Il n’y a pas de chrétienté unique à toutes les nations. En réalité, chaque nation est appelée à élaborer sa réponse propre à l’appel de Dieu, en fonction de son génie, de son histoire et de ses opportunités. Nous ne devons pas suivre l’exemple américain ou brésilien: nous devons proposer notre propre modèle, qui tiendra compte de l’histoire, des particularités de notre nation, et éviter les erreurs des autres.

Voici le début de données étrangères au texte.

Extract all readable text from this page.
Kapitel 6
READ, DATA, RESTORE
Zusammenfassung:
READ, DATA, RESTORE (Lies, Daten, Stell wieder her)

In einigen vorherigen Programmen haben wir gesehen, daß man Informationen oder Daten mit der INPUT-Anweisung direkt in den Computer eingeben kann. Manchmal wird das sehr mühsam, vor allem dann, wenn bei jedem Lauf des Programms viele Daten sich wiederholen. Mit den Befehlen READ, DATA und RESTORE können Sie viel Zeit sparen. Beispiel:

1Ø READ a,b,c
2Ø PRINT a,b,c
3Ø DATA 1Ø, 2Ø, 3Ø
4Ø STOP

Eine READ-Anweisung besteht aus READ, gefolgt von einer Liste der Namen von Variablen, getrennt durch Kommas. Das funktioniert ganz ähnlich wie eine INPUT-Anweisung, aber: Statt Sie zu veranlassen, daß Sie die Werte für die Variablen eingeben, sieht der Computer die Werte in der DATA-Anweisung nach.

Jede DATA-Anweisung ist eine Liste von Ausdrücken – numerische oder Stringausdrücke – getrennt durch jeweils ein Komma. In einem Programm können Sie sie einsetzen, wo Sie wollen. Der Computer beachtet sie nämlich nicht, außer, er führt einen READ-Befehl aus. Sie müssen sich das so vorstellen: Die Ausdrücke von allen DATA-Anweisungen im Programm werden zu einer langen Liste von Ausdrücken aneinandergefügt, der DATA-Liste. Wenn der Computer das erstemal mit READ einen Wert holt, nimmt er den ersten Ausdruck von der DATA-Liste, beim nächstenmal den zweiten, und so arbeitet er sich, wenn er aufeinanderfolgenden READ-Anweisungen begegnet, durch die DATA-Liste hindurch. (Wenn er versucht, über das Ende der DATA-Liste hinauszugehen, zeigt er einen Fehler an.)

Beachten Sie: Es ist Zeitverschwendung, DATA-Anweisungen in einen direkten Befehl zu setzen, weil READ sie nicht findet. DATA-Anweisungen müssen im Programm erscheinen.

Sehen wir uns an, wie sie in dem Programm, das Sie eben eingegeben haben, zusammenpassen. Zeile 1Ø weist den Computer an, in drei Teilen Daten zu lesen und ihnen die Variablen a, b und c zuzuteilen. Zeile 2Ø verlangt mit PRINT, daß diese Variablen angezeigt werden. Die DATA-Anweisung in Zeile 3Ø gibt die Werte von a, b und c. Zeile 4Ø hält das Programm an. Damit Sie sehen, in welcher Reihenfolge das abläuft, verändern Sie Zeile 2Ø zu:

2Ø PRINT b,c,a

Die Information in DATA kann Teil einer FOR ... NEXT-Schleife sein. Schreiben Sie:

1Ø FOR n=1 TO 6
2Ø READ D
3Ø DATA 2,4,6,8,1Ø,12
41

On objectera que les nations et les systèmes politiques ne peuvent pas être chrétiens. Nous répondons que les nations peuvent être chrétiennes de la même façon que les familles peuvent être chrétiennes: non parce que le moindre membre est chrétien né de nouveau, mais parce que la culture de cette famille cherche à honorer Dieu. 



L’évangélisation plus difficile dans une société déchristianisée

On objectera qu’un christianisme culturel est sans valeur. Je réponds en disant que jamais l’évangélisation n’a été aussi difficile que depuis sa disparition. L’espace me manque ici pour développer comment nationalisme et christianisme peuvent avoir une juste expression, aussi, je vous renvoie vers Bradford Littlejohn: «Le nationalisme comme alternative à l’individualisme et l’impérialisme». 

Aimons Dieu, aimons notre prochain, non seulement dans notre cœur, mais aussi dans notre vie personnelle. Non seulement dans notre vie personnelle, mais aussi dans notre vie publique. Il n’y a là aucun péché, mais au contraire, c’est là la volonté de Dieu.